V11-07: Robotic Partial Nephrectomy in a Pelvic Kidney Mass: Surmounting Anatomic Challenges
VideoIntroductions and Objectives
Surgical management of renal tumors arising in ectopic kidneys are often complicated by the presence of supernumerary arteries and veins. In our case, we present our experience with a 59-year-old male, who had an incidental finding of a left pelvic kidney and underwent a robot-assisted partial nephrectomy to excise an upper pole, posterior located renal mass with 5 renal arteries.
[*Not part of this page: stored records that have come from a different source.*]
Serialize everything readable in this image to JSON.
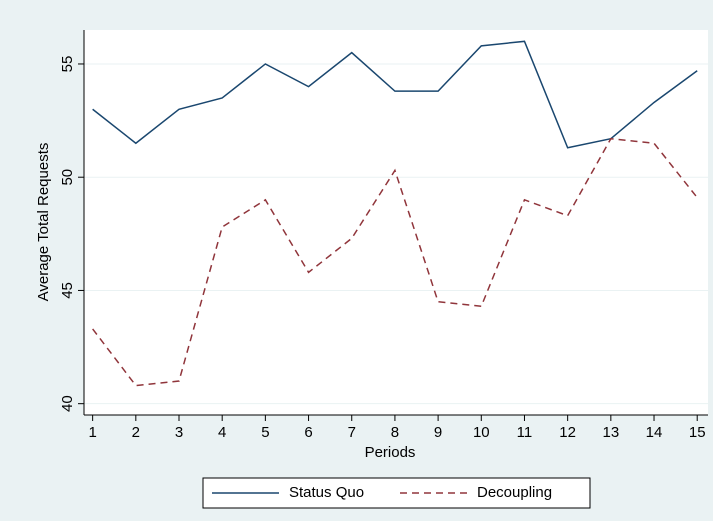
{
  "chart_data": {
    "type": "line",
    "x_label": "Periods",
    "y_label": "Average Total Requests",
    "x": [
      1,
      2,
      3,
      4,
      5,
      6,
      7,
      8,
      9,
      10,
      11,
      12,
      13,
      14,
      15
    ],
    "series": [
      {
        "name": "Status Quo",
        "color": "#1a476f",
        "dash": "solid",
        "values": [
          53.0,
          51.5,
          53.0,
          53.5,
          55.0,
          54.0,
          55.5,
          53.8,
          53.8,
          55.8,
          56.0,
          51.3,
          51.7,
          53.3,
          54.7
        ]
      },
      {
        "name": "Decoupling",
        "color": "#90353b",
        "dash": "dashed",
        "values": [
          43.3,
          40.8,
          41.0,
          47.8,
          49.0,
          45.8,
          47.3,
          50.3,
          44.5,
          44.3,
          49.0,
          48.3,
          51.7,
          51.5,
          49.1
        ]
      }
    ],
    "xlim": [
      0.8,
      15.25
    ],
    "xticks": [
      1,
      2,
      3,
      4,
      5,
      6,
      7,
      8,
      9,
      10,
      11,
      12,
      13,
      14,
      15
    ],
    "ylim": [
      39.5,
      56.5
    ],
    "yticks": [
      40,
      45,
      50,
      55
    ],
    "grid": true,
    "legend": "bottom"
  }
}
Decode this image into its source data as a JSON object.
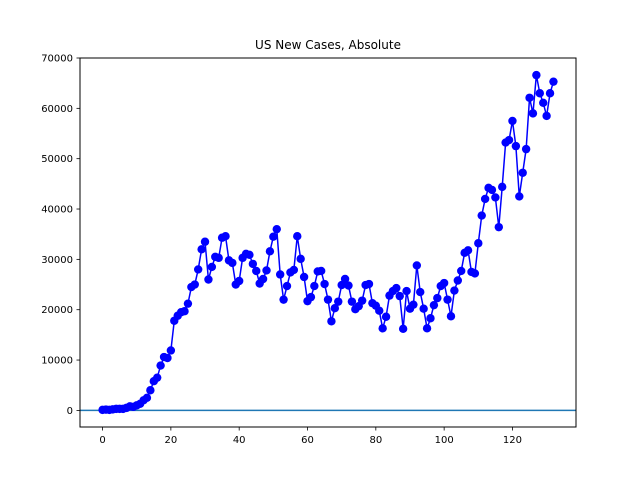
{
  "chart_data": {
    "type": "line",
    "title": "US New Cases, Absolute",
    "xlabel": "",
    "ylabel": "",
    "xlim": [
      -6.6,
      138.6
    ],
    "ylim": [
      -3300,
      70000
    ],
    "xticks": [
      0,
      20,
      40,
      60,
      80,
      100,
      120
    ],
    "xtick_labels": [
      "0",
      "20",
      "40",
      "60",
      "80",
      "100",
      "120"
    ],
    "yticks": [
      0,
      10000,
      20000,
      30000,
      40000,
      50000,
      60000,
      70000
    ],
    "ytick_labels": [
      "0",
      "10000",
      "20000",
      "30000",
      "40000",
      "50000",
      "60000",
      "70000"
    ],
    "grid": false,
    "series": [
      {
        "color": "#0000ff",
        "marker": "circle",
        "x": [
          0,
          1,
          2,
          3,
          4,
          5,
          6,
          7,
          8,
          9,
          10,
          11,
          12,
          13,
          14,
          15,
          16,
          17,
          18,
          19,
          20,
          21,
          22,
          23,
          24,
          25,
          26,
          27,
          28,
          29,
          30,
          31,
          32,
          33,
          34,
          35,
          36,
          37,
          38,
          39,
          40,
          41,
          42,
          43,
          44,
          45,
          46,
          47,
          48,
          49,
          50,
          51,
          52,
          53,
          54,
          55,
          56,
          57,
          58,
          59,
          60,
          61,
          62,
          63,
          64,
          65,
          66,
          67,
          68,
          69,
          70,
          71,
          72,
          73,
          74,
          75,
          76,
          77,
          78,
          79,
          80,
          81,
          82,
          83,
          84,
          85,
          86,
          87,
          88,
          89,
          90,
          91,
          92,
          93,
          94,
          95,
          96,
          97,
          98,
          99,
          100,
          101,
          102,
          103,
          104,
          105,
          106,
          107,
          108,
          109,
          110,
          111,
          112,
          113,
          114,
          115,
          116,
          117,
          118,
          119,
          120,
          121,
          122,
          123,
          124,
          125,
          126,
          127,
          128,
          129,
          130,
          131,
          132
        ],
        "values": [
          100,
          150,
          100,
          200,
          300,
          300,
          300,
          500,
          800,
          700,
          1000,
          1300,
          2000,
          2500,
          4000,
          5800,
          6500,
          8900,
          10600,
          10400,
          11900,
          17800,
          18800,
          19500,
          19700,
          21200,
          24500,
          25000,
          28000,
          32000,
          33500,
          26000,
          28500,
          30500,
          30300,
          34300,
          34600,
          29800,
          29300,
          25000,
          25700,
          30300,
          31100,
          30900,
          29100,
          27700,
          25200,
          26100,
          27800,
          31600,
          34500,
          36000,
          27000,
          22000,
          24700,
          27400,
          27900,
          34600,
          30100,
          26500,
          21700,
          22500,
          24700,
          27600,
          27700,
          25100,
          22000,
          17700,
          20300,
          21600,
          24900,
          26100,
          24800,
          21600,
          20100,
          20700,
          21800,
          24900,
          25100,
          21300,
          20800,
          19800,
          16300,
          18600,
          22800,
          23700,
          24300,
          22700,
          16200,
          23700,
          20200,
          21000,
          28800,
          23500,
          20200,
          16300,
          18300,
          20900,
          22300,
          24700,
          25300,
          22000,
          18700,
          23800,
          25800,
          27700,
          31300,
          31800,
          27500,
          27200,
          33200,
          38700,
          42000,
          44200,
          43800,
          42300,
          36400,
          44400,
          53200,
          53700,
          57500,
          52500,
          42500,
          47200,
          51900,
          62100,
          59000,
          66600,
          63000,
          61100,
          58500,
          63000,
          65300
        ]
      }
    ],
    "reference_line": {
      "y": 0,
      "color": "#1f77b4"
    }
  }
}
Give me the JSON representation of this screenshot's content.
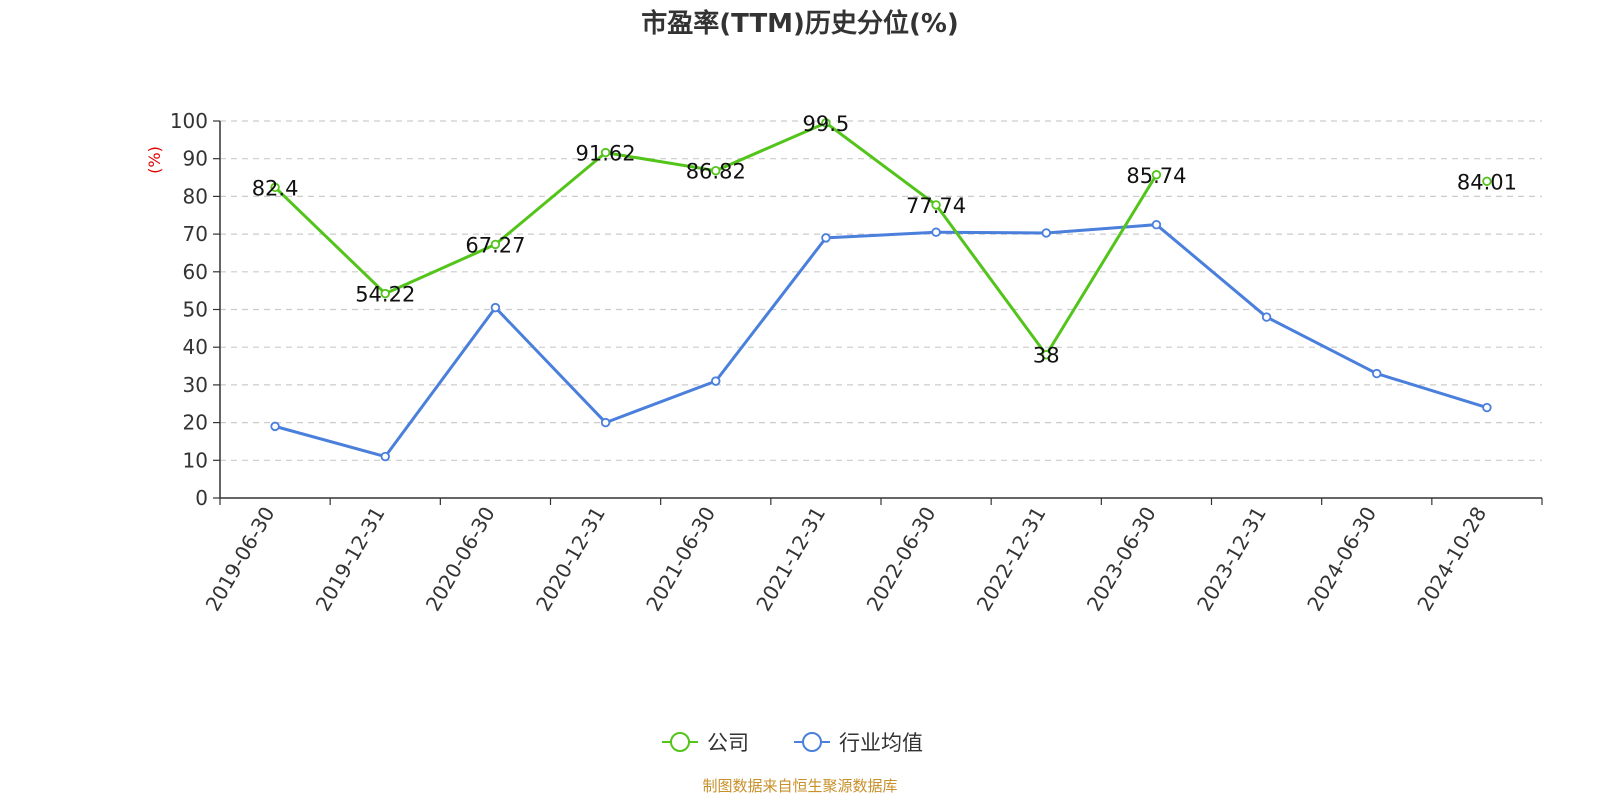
{
  "chart_data": {
    "type": "line",
    "title": "市盈率(TTM)历史分位(%)",
    "ylabel": "(%)",
    "ylim": [
      0,
      100
    ],
    "yticks": [
      0,
      10,
      20,
      30,
      40,
      50,
      60,
      70,
      80,
      90,
      100
    ],
    "grid": true,
    "legend_position": "bottom-center",
    "categories": [
      "2019-06-30",
      "2019-12-31",
      "2020-06-30",
      "2020-12-31",
      "2021-06-30",
      "2021-12-31",
      "2022-06-30",
      "2022-12-31",
      "2023-06-30",
      "2023-12-31",
      "2024-06-30",
      "2024-10-28"
    ],
    "series": [
      {
        "name": "公司",
        "color": "#52c41a",
        "values": [
          82.4,
          54.22,
          67.27,
          91.62,
          86.82,
          99.5,
          77.74,
          38,
          85.74,
          null,
          null,
          84.01
        ],
        "labels": [
          "82.4",
          "54.22",
          "67.27",
          "91.62",
          "86.82",
          "99.5",
          "77.74",
          "38",
          "85.74",
          "",
          "",
          "84.01"
        ]
      },
      {
        "name": "行业均值",
        "color": "#4a7fdc",
        "values": [
          19,
          11,
          50.5,
          20,
          31,
          69,
          70.5,
          70.3,
          72.5,
          48,
          33,
          24
        ],
        "labels": []
      }
    ],
    "source_note": "制图数据来自恒生聚源数据库"
  }
}
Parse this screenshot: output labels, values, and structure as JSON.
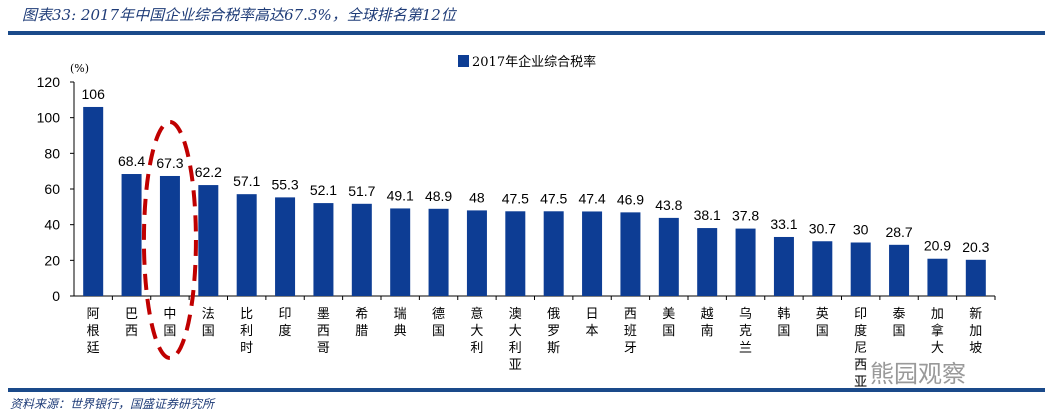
{
  "header": {
    "title": "图表33: 2017年中国企业综合税率高达67.3%，全球排名第12位"
  },
  "footer": {
    "source": "资料来源：世界银行，国盛证券研究所",
    "watermark": "熊园观察"
  },
  "colors": {
    "bar": "#0d3d94",
    "highlight": "#c00000"
  },
  "chart_data": {
    "type": "bar",
    "title": "",
    "ylabel": "(%)",
    "xlabel": "",
    "ylim": [
      0,
      120
    ],
    "yticks": [
      0,
      20,
      40,
      60,
      80,
      100,
      120
    ],
    "legend": {
      "position": "top-center",
      "entries": [
        "2017年企业综合税率"
      ]
    },
    "highlight": "中国",
    "categories": [
      "阿根廷",
      "巴西",
      "中国",
      "法国",
      "比利时",
      "印度",
      "墨西哥",
      "希腊",
      "瑞典",
      "德国",
      "意大利",
      "澳大利亚",
      "俄罗斯",
      "日本",
      "西班牙",
      "美国",
      "越南",
      "乌克兰",
      "韩国",
      "英国",
      "印度尼西亚",
      "泰国",
      "加拿大",
      "新加坡"
    ],
    "series": [
      {
        "name": "2017年企业综合税率",
        "values": [
          106,
          68.4,
          67.3,
          62.2,
          57.1,
          55.3,
          52.1,
          51.7,
          49.1,
          48.9,
          48,
          47.5,
          47.5,
          47.4,
          46.9,
          43.8,
          38.1,
          37.8,
          33.1,
          30.7,
          30,
          28.7,
          20.9,
          20.3
        ]
      }
    ]
  }
}
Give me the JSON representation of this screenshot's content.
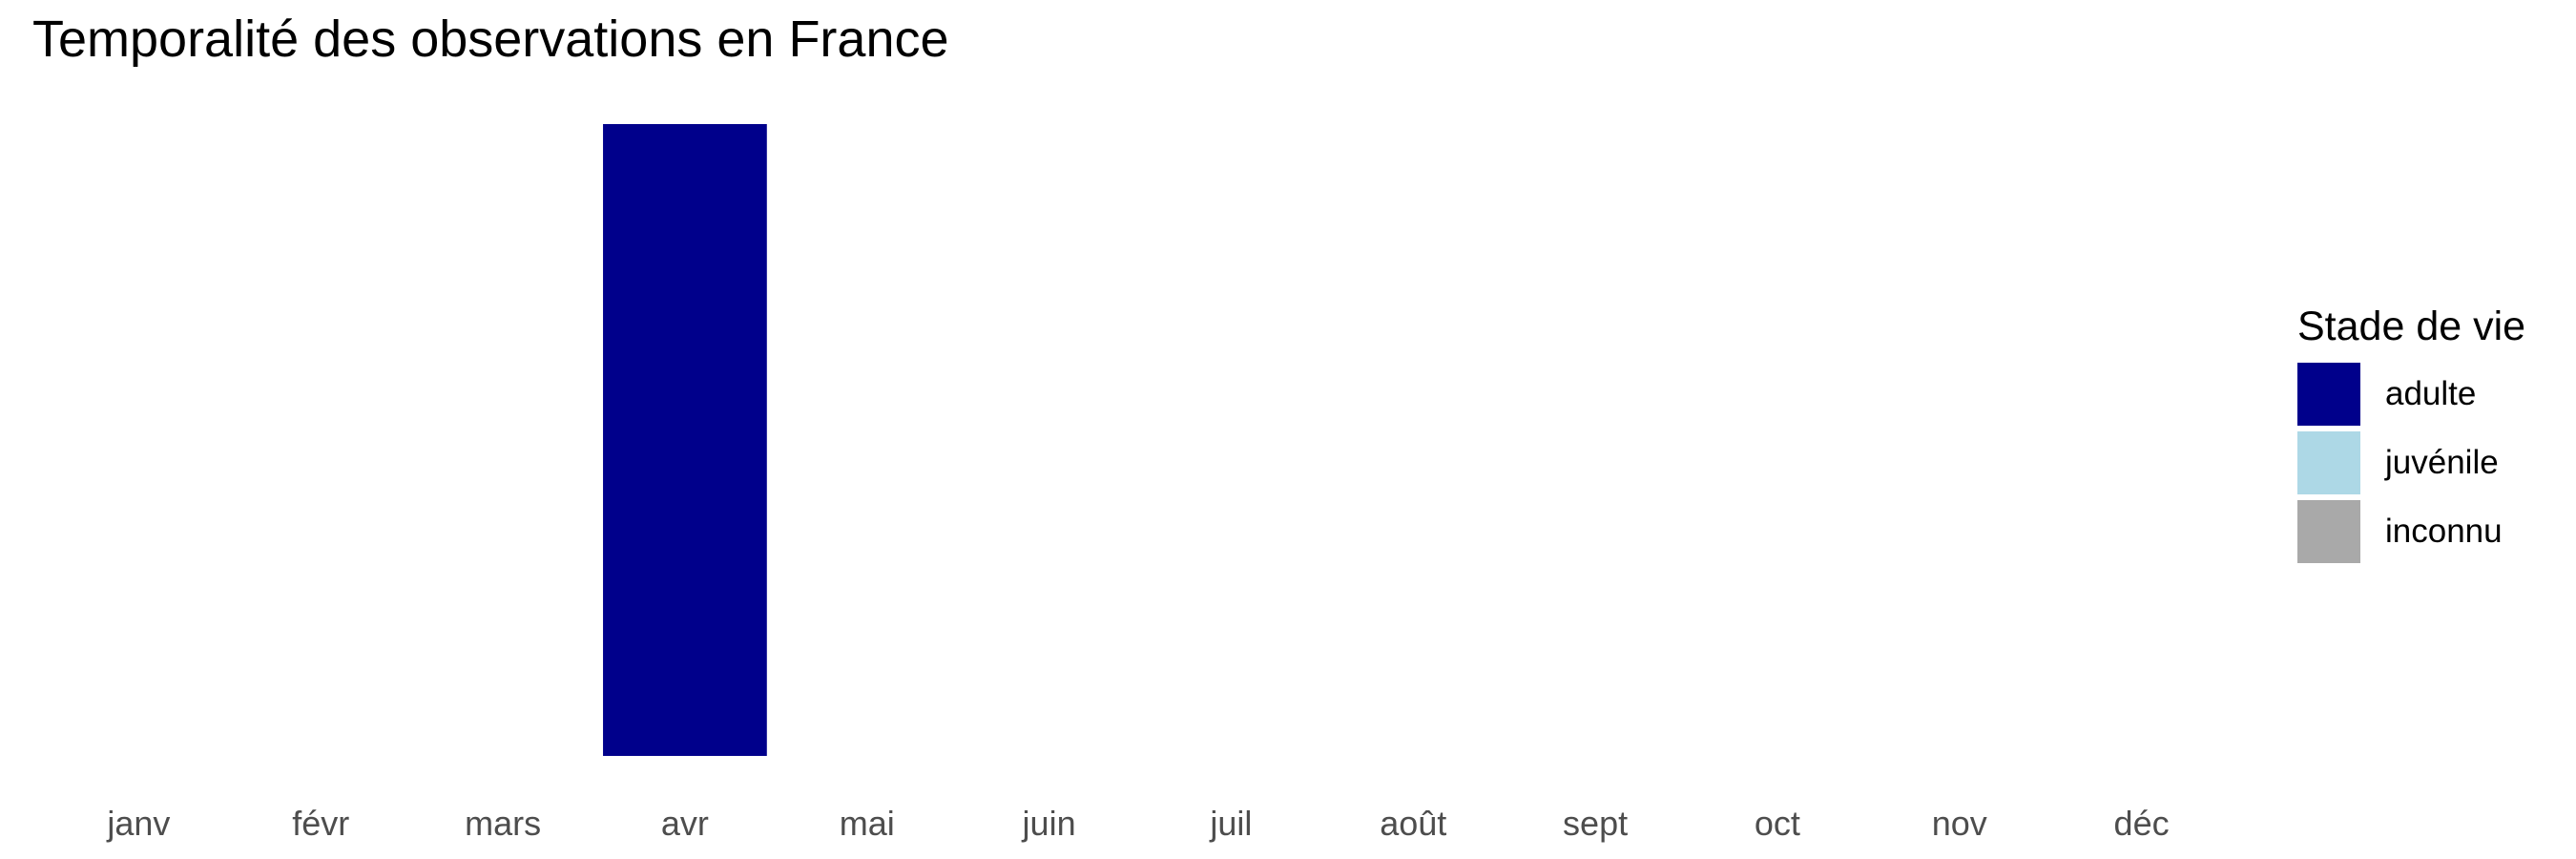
{
  "chart_data": {
    "type": "bar",
    "title": "Temporalité des observations en France",
    "categories": [
      "janv",
      "févr",
      "mars",
      "avr",
      "mai",
      "juin",
      "juil",
      "août",
      "sept",
      "oct",
      "nov",
      "déc"
    ],
    "series": [
      {
        "name": "adulte",
        "color": "#00008B",
        "values": [
          0,
          0,
          0,
          1,
          0,
          0,
          0,
          0,
          0,
          0,
          0,
          0
        ]
      },
      {
        "name": "juvénile",
        "color": "#ADD8E6",
        "values": [
          0,
          0,
          0,
          0,
          0,
          0,
          0,
          0,
          0,
          0,
          0,
          0
        ]
      },
      {
        "name": "inconnu",
        "color": "#A9A9A9",
        "values": [
          0,
          0,
          0,
          0,
          0,
          0,
          0,
          0,
          0,
          0,
          0,
          0
        ]
      }
    ],
    "stacked": true,
    "xlabel": "",
    "ylabel": "",
    "ylim": [
      0,
      1
    ],
    "grid": false,
    "legend": {
      "title": "Stade de vie",
      "position": "right"
    }
  }
}
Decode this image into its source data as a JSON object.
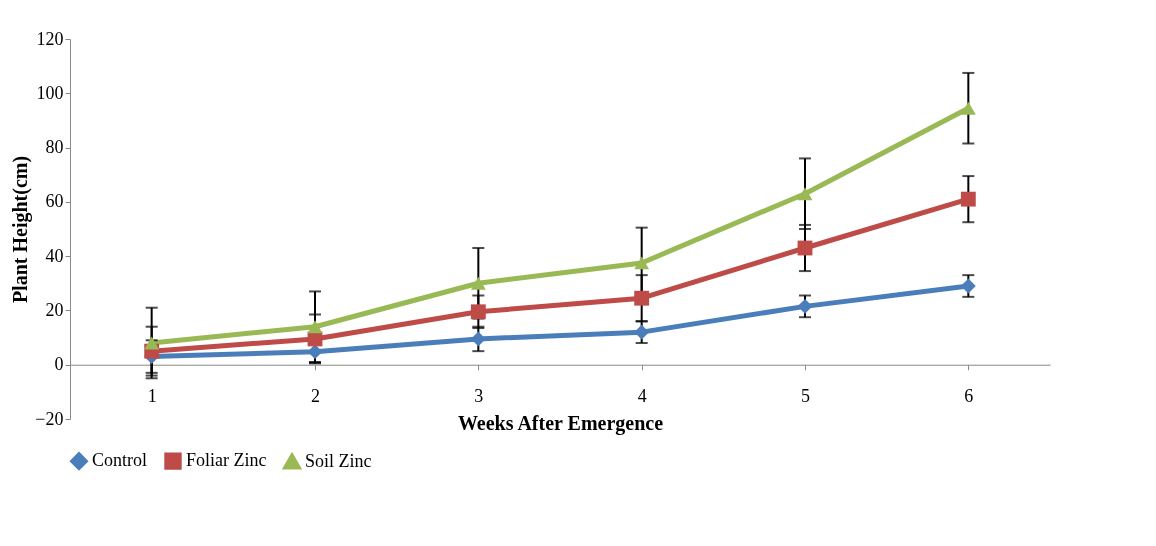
{
  "chart_data": {
    "type": "line",
    "xlabel": "Weeks After Emergence",
    "ylabel": "Plant Height(cm)",
    "categories": [
      "1",
      "2",
      "3",
      "4",
      "5",
      "6"
    ],
    "ylim": [
      -20,
      120
    ],
    "yticks": [
      -20,
      0,
      20,
      40,
      60,
      80,
      100,
      120
    ],
    "grid": false,
    "legend": "bottom",
    "series": [
      {
        "name": "Control",
        "color": "#4a7ebb",
        "marker": "diamond",
        "values": [
          3,
          4.8,
          9.5,
          12,
          21.5,
          29
        ],
        "errors": [
          6,
          4,
          4.5,
          4,
          4,
          4
        ]
      },
      {
        "name": "Foliar Zinc",
        "color": "#be4b48",
        "marker": "square",
        "values": [
          5,
          9.5,
          19.5,
          24.5,
          43,
          61
        ],
        "errors": [
          9,
          9,
          6,
          8.5,
          8.5,
          8.5
        ]
      },
      {
        "name": "Soil Zinc",
        "color": "#98b954",
        "marker": "triangle",
        "values": [
          8,
          14,
          30,
          37.5,
          63,
          94.5
        ],
        "errors": [
          13,
          13,
          13,
          13,
          13,
          13
        ]
      }
    ]
  }
}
The patient presented with abdominal pain and on CT was found to have a 2 cm solid renal mass in a left pelvic kidney. He was counseled on the options of partial nephrectomy, ablative therapies, and surveillance, and opted for a robotic partial nephrectomy. Trocars were placed in an inverted U-shaped configuration similar to a robotic prostatectomy setup. The patient was noted to have multiple anomalous vessels: a large artery emanating from the aortic bifurcation, two additional arteries stemming from this large artery, a 4th artery off the left common iliac, and a 5th artery off the retroperitoneum. The mass was identified at the superior aspect of the kidney and skeletonized. Because the kidney was attached to the retroperitoneum by the 5th posterior artery, we were unable to rotate the kidney to gain better exposure of the mass. Laparoscopic ultrasonography was used to delineate the tumor margins. 12.5 g of mannitol were administered intravenously and arteries supplying the upper pole of the kidney were selectively occluded using laparascopic bulldog clamps. The 4th and 5th arteries were left unclamped to allow perfusion to the lower pole of the kidney. The mass was excised with visually clean margins and the defect closed in a two-layered fashion. After completion of the renorrhaphy, the bulldog clamps were removed with excellent pulsations noted in all arteries as well as perfusion to the upper pole of the kidney.
Total OR time was 4.5 hours, with an EBL of 50 mL and selective upper pole warm ischemia time at 27 minutes. The patient’s length of stay was 3 days. There were no intraoperative complications. His preoperative creatinine was 0.9 (eGFR 89) and was the same at discharge. At 6 months follow up, his creatinine was 1.0 (eGFR 76). Surgical pathology revealed a 2.2 cm grade 3 papillary renal cell carcinoma, with a 2 mm negative margin.
We believe that robotic partial nephrectomy is an ideal technique for excising tumors arising within an ectopic kidney, due to the superior visualization and ergonomic advantages offered by the wristed instrumentation. In our case, this technique allowed for successful resection of the tumor despite its challenging location and complex vasculature.